Hellraisers Journal, Sunday January 30, 1898
New York City Slum Life – Charity Worker Knows Not Whom to Blame
From the Appeal to Reason of January 29, 1898:
A year ago, I started out to see what the east side of New York was like, and the street which struck me as the most astonishing in its difference from the up-town streets was Goerck Street. It was a warm August afternoon, and the inhabitants of the houses along its street were sitting on the steps and standing about the side walks, to say nothing of those upon the street itself.
I looked eagerly at the faces that should suggest dangerous depravity, and I thought I saw upon almost every countenance expressions of the most satanic cruelty and selfishness.
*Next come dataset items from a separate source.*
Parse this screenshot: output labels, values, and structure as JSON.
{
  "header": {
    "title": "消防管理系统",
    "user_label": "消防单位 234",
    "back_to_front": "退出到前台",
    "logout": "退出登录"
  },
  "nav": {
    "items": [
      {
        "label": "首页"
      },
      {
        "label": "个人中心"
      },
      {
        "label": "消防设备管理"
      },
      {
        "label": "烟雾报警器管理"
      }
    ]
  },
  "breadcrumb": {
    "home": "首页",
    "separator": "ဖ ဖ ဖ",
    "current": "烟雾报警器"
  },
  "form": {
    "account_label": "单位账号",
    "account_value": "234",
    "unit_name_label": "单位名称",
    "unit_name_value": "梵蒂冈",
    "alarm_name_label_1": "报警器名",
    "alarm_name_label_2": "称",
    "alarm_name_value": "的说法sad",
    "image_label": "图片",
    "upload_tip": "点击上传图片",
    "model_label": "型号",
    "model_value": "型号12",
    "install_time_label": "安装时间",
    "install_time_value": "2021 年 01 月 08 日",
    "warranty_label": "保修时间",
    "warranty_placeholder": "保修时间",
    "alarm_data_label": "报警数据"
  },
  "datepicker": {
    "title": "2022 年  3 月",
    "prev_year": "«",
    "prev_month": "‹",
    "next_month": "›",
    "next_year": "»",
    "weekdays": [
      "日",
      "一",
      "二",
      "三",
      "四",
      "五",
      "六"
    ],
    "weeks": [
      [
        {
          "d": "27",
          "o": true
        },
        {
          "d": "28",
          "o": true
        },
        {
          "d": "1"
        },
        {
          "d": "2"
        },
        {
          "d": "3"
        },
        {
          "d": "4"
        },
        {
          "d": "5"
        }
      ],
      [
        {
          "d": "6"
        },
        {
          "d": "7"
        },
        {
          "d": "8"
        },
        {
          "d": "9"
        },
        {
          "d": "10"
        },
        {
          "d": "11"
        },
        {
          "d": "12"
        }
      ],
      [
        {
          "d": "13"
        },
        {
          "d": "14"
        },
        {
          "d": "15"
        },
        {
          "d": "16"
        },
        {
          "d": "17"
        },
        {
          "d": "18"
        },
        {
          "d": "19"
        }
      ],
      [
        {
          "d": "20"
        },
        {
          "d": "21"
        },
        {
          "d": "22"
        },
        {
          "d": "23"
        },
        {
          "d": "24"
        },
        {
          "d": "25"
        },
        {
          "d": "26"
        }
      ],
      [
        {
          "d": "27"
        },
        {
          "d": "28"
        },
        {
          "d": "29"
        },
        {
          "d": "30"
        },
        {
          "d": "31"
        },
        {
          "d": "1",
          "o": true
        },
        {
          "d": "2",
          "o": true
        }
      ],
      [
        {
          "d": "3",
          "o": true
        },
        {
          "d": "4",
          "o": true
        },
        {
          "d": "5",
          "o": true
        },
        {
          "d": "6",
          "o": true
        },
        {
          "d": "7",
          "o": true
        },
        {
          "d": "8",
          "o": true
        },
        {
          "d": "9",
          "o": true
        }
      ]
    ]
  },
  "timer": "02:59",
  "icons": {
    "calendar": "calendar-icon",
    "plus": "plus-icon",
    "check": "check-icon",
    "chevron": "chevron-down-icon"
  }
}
I find that the people who visit me for investigation in this quarter of the city come in the same excited state of alarm at the character of the East Side residents. But after a few month of living among them one entirely abandons any idea of their being so different from other human beings, and there scarcely remains any surprise in one’s mind concerning them, excepting this fact of their living together in crowds, which seems dangerous to moral and physical health. I have found that it is a very common thing for a family of eight to have only one bed; so that possibly an elderly woman afflicted with a disease like rheumatism or cancerous affections in obliged to sleep upon chairs or to lie upon the floor, while the younger members of the family are piled upon the bed, and the poor little children are disposed of anywhere.